Set the surface definition for the warping from a multiblock PLOT3D surface file

Parameters
surfFilefilename of multiblock PLOT3D surface file.
setSurfaceFromFile(surfFile)[source]

Update the internal surface surface coordinates using an external PLOT3D surface file. This can be used in an analogous way to setSurfaceDefinitionFromFile. The ‘sense’ of the file must be same as the file used with setSurfaceDefinitionFromFile. That means, the same number of blocks, with the same sizes, in the same order.

Parameters
surfFile: filename of multiblock PLOT3D surface file’
verifyWarpDeriv(dXv=None, solverVec=True, dofStart=0, dofEnd=10, h=1e-06, randomSeed=314)[source]

Run an internal verification of the solid warping derivatives

warpDeriv(dXv, solverVec=True)[source]

Compute the warping derivative (dXv/dXs^T)*Vec (where vec is the dXv argument to this function.

This is the main routine to compute the mesh warping derivative.

Parameters
dXvnumpy array

Vector of size external solver_grid. This is typically obtained from the external solver’s dRdx^T * psi calculation.

solverVeclogical

Flag to indicate that the dXv vector is in the solver ordering and must be converted to the warp ordering first. This is the usual approach and thus defaults to True.

Returns
None. The resulting calculation is available from the getdXs()
function.
warpDerivFwd(dXs, solverVec=True)[source]

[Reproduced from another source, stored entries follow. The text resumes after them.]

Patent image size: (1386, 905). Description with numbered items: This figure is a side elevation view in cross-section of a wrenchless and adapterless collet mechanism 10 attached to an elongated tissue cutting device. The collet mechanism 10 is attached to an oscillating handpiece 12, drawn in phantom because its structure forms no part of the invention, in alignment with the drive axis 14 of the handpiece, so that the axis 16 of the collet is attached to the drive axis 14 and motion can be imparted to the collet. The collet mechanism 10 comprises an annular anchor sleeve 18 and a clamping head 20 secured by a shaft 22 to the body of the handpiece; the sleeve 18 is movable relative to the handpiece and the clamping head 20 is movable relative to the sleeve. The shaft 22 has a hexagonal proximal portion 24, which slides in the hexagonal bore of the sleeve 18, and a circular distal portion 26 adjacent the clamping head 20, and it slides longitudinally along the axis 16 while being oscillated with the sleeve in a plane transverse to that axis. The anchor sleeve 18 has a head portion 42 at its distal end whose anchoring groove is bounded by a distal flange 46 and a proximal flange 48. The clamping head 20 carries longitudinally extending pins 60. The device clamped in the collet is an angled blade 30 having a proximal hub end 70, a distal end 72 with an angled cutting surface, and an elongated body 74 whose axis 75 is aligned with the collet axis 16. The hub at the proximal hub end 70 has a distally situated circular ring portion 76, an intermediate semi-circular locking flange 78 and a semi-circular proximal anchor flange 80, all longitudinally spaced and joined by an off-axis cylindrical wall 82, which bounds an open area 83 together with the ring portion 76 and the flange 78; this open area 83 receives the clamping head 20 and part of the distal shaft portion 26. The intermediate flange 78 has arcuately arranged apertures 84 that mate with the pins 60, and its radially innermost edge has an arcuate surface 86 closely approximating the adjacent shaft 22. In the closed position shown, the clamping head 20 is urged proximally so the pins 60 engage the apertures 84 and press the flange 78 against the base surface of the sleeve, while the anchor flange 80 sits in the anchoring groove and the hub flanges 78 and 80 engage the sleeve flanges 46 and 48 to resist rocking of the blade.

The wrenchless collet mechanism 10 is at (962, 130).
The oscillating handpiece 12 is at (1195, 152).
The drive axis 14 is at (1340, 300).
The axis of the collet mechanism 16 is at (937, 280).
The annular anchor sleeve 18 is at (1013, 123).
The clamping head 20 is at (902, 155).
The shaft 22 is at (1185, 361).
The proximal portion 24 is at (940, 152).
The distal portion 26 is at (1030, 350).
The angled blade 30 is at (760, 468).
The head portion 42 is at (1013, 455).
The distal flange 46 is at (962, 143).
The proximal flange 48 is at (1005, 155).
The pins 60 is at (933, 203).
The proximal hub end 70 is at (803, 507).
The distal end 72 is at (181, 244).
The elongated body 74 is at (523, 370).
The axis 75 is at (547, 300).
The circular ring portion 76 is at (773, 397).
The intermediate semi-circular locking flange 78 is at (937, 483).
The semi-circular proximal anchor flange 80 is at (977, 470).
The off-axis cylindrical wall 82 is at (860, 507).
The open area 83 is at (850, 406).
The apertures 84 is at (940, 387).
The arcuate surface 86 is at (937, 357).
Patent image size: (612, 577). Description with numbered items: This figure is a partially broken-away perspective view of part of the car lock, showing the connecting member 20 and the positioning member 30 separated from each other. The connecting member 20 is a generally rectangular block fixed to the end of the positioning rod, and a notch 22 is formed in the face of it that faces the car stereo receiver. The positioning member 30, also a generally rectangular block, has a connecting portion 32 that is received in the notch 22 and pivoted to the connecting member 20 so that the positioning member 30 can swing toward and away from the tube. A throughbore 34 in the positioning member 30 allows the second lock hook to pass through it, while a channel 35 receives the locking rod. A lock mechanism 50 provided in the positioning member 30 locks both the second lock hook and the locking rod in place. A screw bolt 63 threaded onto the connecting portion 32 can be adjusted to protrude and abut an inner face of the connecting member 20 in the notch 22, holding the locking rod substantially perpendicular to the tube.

Compute the forward mode warping derivative

This routine is not used for “regular” optimization; it is used for matrix-free type optimization. dXs is assumed to be the the peturbation on all the surface nodes.

Parameters
dXsarray, size Nsx3

This is the forward mode peturbation seed. Same size as the surface mesh from getSurfaceCoordinates().

solverVecbool

Whether or not to convert to the solver ordering.

Returns
dXvarray

The peturbation on the volume meshes. It may be in warp ordering or solver ordering depending on the solverVec flag.

warpMesh()[source]

Run the applicable mesh warping strategy.

This will update the volume coordinates to match surface coordinates set with setSurfaceCoordinates()

writeGrid(fileName=None)[source]

Write the current grid to the correct format

Parameters
fileNamestr or None

Filename for grid. Should end in .cgns for CGNS files. For PLOT3D whatever you want. It is not optional for CGNS/PLOT3D. It is not required for OpenFOAM meshes. This call will update the ‘points’ file.

writeOFGridTecplot(fileName)[source]

Write the current OpenFOAM grid to a Tecplot FE polyhedron file. This is generally used for debugging/visualization purposes.

Parameters
fileNamestr

Filename to use. Should end in .dat for tecplot ascii file.